Evan stood again. The light from the window streamed over his shoulders, his shadow falling across the Mystery Man. Evan waited for him to open his eyes again.
Then he asked, “Why are you still alive? Why did Bennett let you live?”
“Is that what you call this? Living?” The Mystery Man grinned flatly. “Because clearly I don’t represent a threat. At least for many more days. Plus, I had an insurance policy.”
He lifted a hand and pointed past the desk, a shawl of loose skin draped around the bone of his forearm. “Left file cabinet. Bottom drawer.”
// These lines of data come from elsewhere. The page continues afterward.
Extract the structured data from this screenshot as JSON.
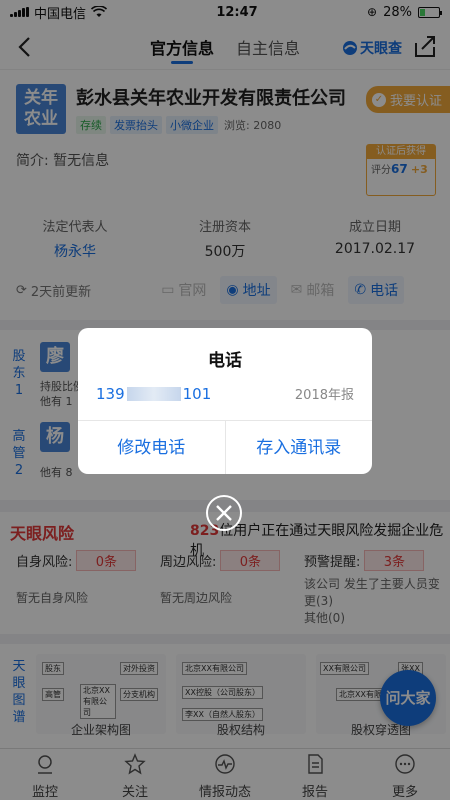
{
  "status": {
    "carrier": "中国电信",
    "time": "12:47",
    "battery": "28%"
  },
  "nav": {
    "tab_official": "官方信息",
    "tab_self": "自主信息",
    "brand": "天眼查"
  },
  "company": {
    "logo_line1": "关年",
    "logo_line2": "农业",
    "name": "彭水县关年农业开发有限责任公司",
    "tags": [
      "存续",
      "发票抬头",
      "小微企业"
    ],
    "views": "浏览: 2080",
    "cert_label": "我要认证",
    "intro": "简介:  暂无信息",
    "score_head": "认证后获得",
    "score_label": "评分",
    "score_value": "67",
    "score_up": "+3"
  },
  "stats": [
    {
      "label": "法定代表人",
      "value": "杨永华"
    },
    {
      "label": "注册资本",
      "value": "500万"
    },
    {
      "label": "成立日期",
      "value": "2017.02.17"
    }
  ],
  "actions": {
    "updated": "2天前更新",
    "website": "官网",
    "address": "地址",
    "email": "邮箱",
    "phone": "电话"
  },
  "people": {
    "shareholder_label": "股东 1",
    "exec_label": "高管 2",
    "sh_avatar": "廖",
    "sh_line1": "持股比例",
    "sh_line2": "他有 1",
    "ex_avatar": "杨",
    "ex_line": "他有 8"
  },
  "risk": {
    "title": "天眼风险",
    "count": "823",
    "headline": "位用户正在通过天眼风险发掘企业危机",
    "self_label": "自身风险:",
    "self_val": "0条",
    "self_sub": "暂无自身风险",
    "around_label": "周边风险:",
    "around_val": "0条",
    "around_sub": "暂无周边风险",
    "warn_label": "预警提醒:",
    "warn_val": "3条",
    "warn_sub1": "该公司 发生了主要人员变",
    "warn_sub2": "更(3)",
    "warn_sub3": "其他(0)"
  },
  "graphs": {
    "side": "天眼图谱",
    "g1": "企业架构图",
    "g2": "股权结构",
    "g3": "股权穿透图",
    "g1_items": [
      "股东",
      "对外投资",
      "高管",
      "北京XX有限公司",
      "分支机构"
    ],
    "g2_items": [
      "北京XX有限公司",
      "XX控股（公司股东）",
      "李XX（自然人股东）"
    ],
    "g3_items": [
      "XX有限公司",
      "张XX",
      "北京XX有限公司"
    ]
  },
  "ask_label": "问大家",
  "tabbar": [
    "监控",
    "关注",
    "情报动态",
    "报告",
    "更多"
  ],
  "dialog": {
    "title": "电话",
    "phone_prefix": "139",
    "phone_suffix": "101",
    "report": "2018年报",
    "edit": "修改电话",
    "save": "存入通讯录"
  }
}
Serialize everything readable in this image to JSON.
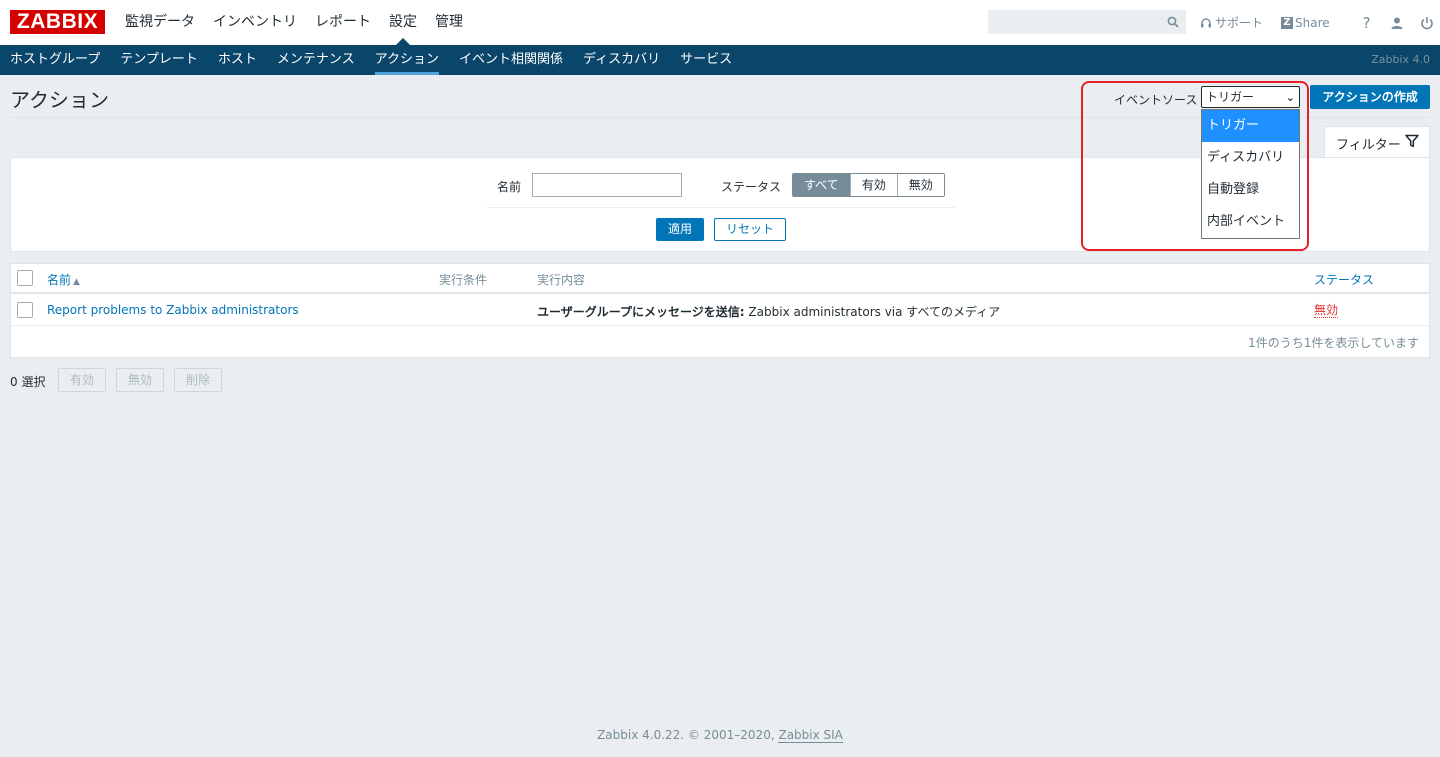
{
  "app": {
    "logo": "ZABBIX",
    "version": "Zabbix 4.0"
  },
  "main_menu": {
    "items": [
      "監視データ",
      "インベントリ",
      "レポート",
      "設定",
      "管理"
    ],
    "active": "設定"
  },
  "top_right": {
    "search_value": "",
    "support_label": "サポート",
    "share_label": "Share",
    "help_icon": "?",
    "user_icon": "user-icon",
    "logout_icon": "power-icon"
  },
  "sub_menu": {
    "items": [
      "ホストグループ",
      "テンプレート",
      "ホスト",
      "メンテナンス",
      "アクション",
      "イベント相関関係",
      "ディスカバリ",
      "サービス"
    ],
    "active": "アクション"
  },
  "header": {
    "title": "アクション",
    "event_source_label": "イベントソース",
    "event_source_value": "トリガー",
    "create_button": "アクションの作成"
  },
  "event_source_dropdown": {
    "options": [
      "トリガー",
      "ディスカバリ",
      "自動登録",
      "内部イベント"
    ],
    "selected": "トリガー"
  },
  "filter": {
    "tab_label": "フィルター",
    "name_label": "名前",
    "name_value": "",
    "status_label": "ステータス",
    "status_options": [
      "すべて",
      "有効",
      "無効"
    ],
    "status_selected": "すべて",
    "apply_button": "適用",
    "reset_button": "リセット"
  },
  "table": {
    "columns": {
      "name": "名前",
      "conditions": "実行条件",
      "operations": "実行内容",
      "status": "ステータス"
    },
    "sort_indicator": "▲",
    "rows": [
      {
        "name": "Report problems to Zabbix administrators",
        "conditions": "",
        "operation_bold": "ユーザーグループにメッセージを送信:",
        "operation_rest": " Zabbix administrators via すべてのメディア",
        "status": "無効"
      }
    ],
    "footer": "1件のうち1件を表示しています"
  },
  "bulk": {
    "selected": "0 選択",
    "buttons": [
      "有効",
      "無効",
      "削除"
    ]
  },
  "footer": {
    "text": "Zabbix 4.0.22. © 2001–2020, ",
    "link": "Zabbix SIA"
  },
  "colors": {
    "brand_red": "#d40000",
    "nav_dark": "#0a466a",
    "primary_blue": "#0275b8",
    "status_red": "#e33734",
    "highlight_frame": "#e8202a"
  }
}
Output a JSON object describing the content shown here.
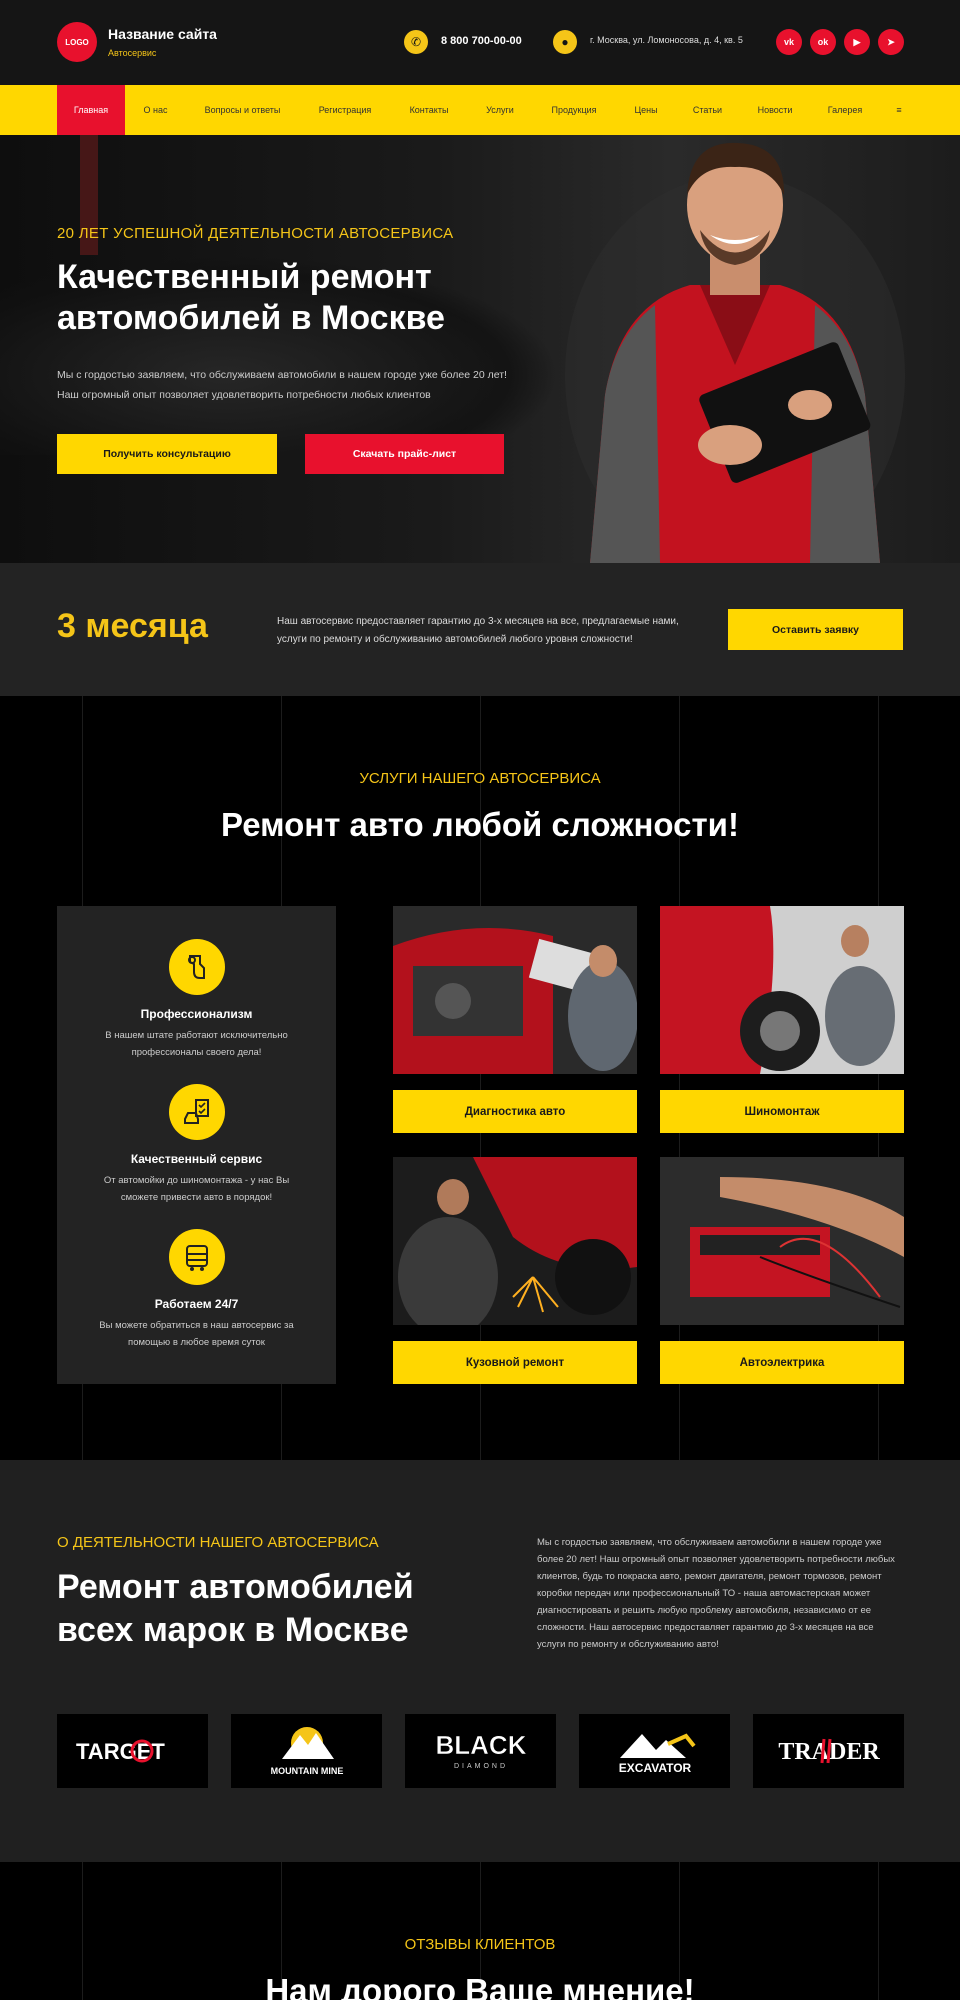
{
  "header": {
    "logo": "LOGO",
    "site_name": "Название сайта",
    "site_sub": "Автосервис",
    "phone": "8 800 700-00-00",
    "address": "г. Москва, ул. Ломоносова, д. 4, кв. 5",
    "social": [
      "vk",
      "ok",
      "youtube",
      "telegram"
    ]
  },
  "nav": {
    "items": [
      "Главная",
      "О нас",
      "Вопросы и ответы",
      "Регистрация",
      "Контакты",
      "Услуги",
      "Продукция",
      "Цены",
      "Статьи",
      "Новости",
      "Галерея",
      "≡"
    ]
  },
  "hero": {
    "kicker": "20 ЛЕТ УСПЕШНОЙ ДЕЯТЕЛЬНОСТИ АВТОСЕРВИСА",
    "title": "Качественный ремонт автомобилей в Москве",
    "text": "Мы с гордостью заявляем, что обслуживаем автомобили в нашем городе уже более 20 лет! Наш огромный опыт позволяет удовлетворить потребности любых клиентов",
    "btn_consult": "Получить консультацию",
    "btn_price": "Скачать прайс-лист"
  },
  "guarantee": {
    "big": "3 месяца",
    "text": "Наш автосервис предоставляет гарантию до 3-х месяцев на все, предлагаемые нами, услуги по ремонту и обслуживанию автомобилей любого уровня сложности!",
    "btn": "Оставить заявку"
  },
  "services": {
    "kicker": "УСЛУГИ НАШЕГО АВТОСЕРВИСА",
    "title": "Ремонт авто любой сложности!",
    "features": [
      {
        "title": "Профессионализм",
        "text": "В нашем штате работают исключительно профессионалы своего дела!"
      },
      {
        "title": "Качественный сервис",
        "text": "От автомойки до шиномонтажа - у нас Вы сможете привести авто в порядок!"
      },
      {
        "title": "Работаем 24/7",
        "text": "Вы можете обратиться в наш автосервис за помощью в любое время суток"
      }
    ],
    "cards": [
      "Диагностика авто",
      "Шиномонтаж",
      "Кузовной ремонт",
      "Автоэлектрика"
    ]
  },
  "about": {
    "kicker": "О ДЕЯТЕЛЬНОСТИ НАШЕГО АВТОСЕРВИСА",
    "title": "Ремонт автомобилей всех марок в Москве",
    "text": "Мы с гордостью заявляем, что обслуживаем автомобили в нашем городе уже более 20 лет! Наш огромный опыт позволяет удовлетворить потребности любых клиентов, будь то покраска авто, ремонт двигателя, ремонт тормозов, ремонт коробки передач или профессиональный ТО - наша автомастерская может диагностировать и решить любую проблему автомобиля, независимо от ее сложности. Наш автосервис предоставляет гарантию до 3-х месяцев на все услуги по ремонту и обслуживанию авто!",
    "brands": [
      "TARGET",
      "MOUNTAIN MINE",
      "BLACK",
      "DIAMOND",
      "EXCAVATOR",
      "TRADER"
    ]
  },
  "reviews": {
    "kicker": "ОТЗЫВЫ КЛИЕНТОВ",
    "title": "Нам дорого Ваше мнение!"
  },
  "colors": {
    "accent": "#ffd700",
    "brand_red": "#e8112d",
    "dark": "#232323"
  }
}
Evan circled the desk, crouched, and slid the drawer open. It held a number of hanging files. He thumbed through them. Redacted operation reports, redacted intelligence briefings, redacted after-action reviews.
Evan looked from the blacked-out papers across the room to the Mystery Man. “These are useless.”
The answer came as a wheeze. “Behind the drawer.”
Evan pulled the drawer out all the way and then wiggled it free of its tracks. Lying flat on the floor, he peered into the empty slot.
A hatch had been cut into the metal rear of the cabinet.
Aligned with a jagged mouth of drywall.
Inside the wall rested a single manila file.
Mashing his cheek to the cabinet, Evan strained to reach it. With his fingertips he managed to slide it out.